Ao mesmo tempo, transfere-se ao outro a culpa. Ingenuidade total. De um lado, leis não melhoram um país, nem tampouco as relações de seus cidadãos. O desejo por mais e mais rigorosas leis é um belo exemplo de imaturidade e, principalmente, de falta de responsabilidade individual. Leis, aliás, já as temos demais.

De outro lado, culpa-se o intangível. Ora a polícia é pouca, razão de não se impedir o crime. A culpa é do sistema, não da falta de civilidade. Ora é o direito de não produzir prova contra si ao causar um acidente recusando o teste do bafômetro, ainda que o motorista se encontre bêbado, ainda que alguém seja assassinado. A culpa é do sistema, não da falta de princípios. E querem mais leis. Não bastam as milhares que já temos.
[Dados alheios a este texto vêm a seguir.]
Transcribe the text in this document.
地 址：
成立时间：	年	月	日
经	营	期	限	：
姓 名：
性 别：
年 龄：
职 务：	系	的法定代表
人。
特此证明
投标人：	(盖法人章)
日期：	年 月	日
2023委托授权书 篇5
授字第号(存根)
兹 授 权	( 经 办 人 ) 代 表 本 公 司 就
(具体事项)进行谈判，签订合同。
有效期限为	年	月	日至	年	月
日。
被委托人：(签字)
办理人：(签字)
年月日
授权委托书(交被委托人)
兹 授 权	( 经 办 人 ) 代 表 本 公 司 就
Essa ingenuidade é expressão de mal disfarçada irresponsabilidade. O problema não é a falta de segurança, não é a falta de efe­­tivo policial, não é a falta de grades, não é a falta de câmeras, não é a falta de leis, nem das pequenas prisões para conter os vân­­dalos que moram no ín­­timo de nós. É antiga a frase atribuída a Teotônio Vilela, estampada em placa de metal na Praça Osório que dizia: "Somos todos nós, por ação ou omissão, estímulo ou incompreensão, responsáveis pelos fatos da história".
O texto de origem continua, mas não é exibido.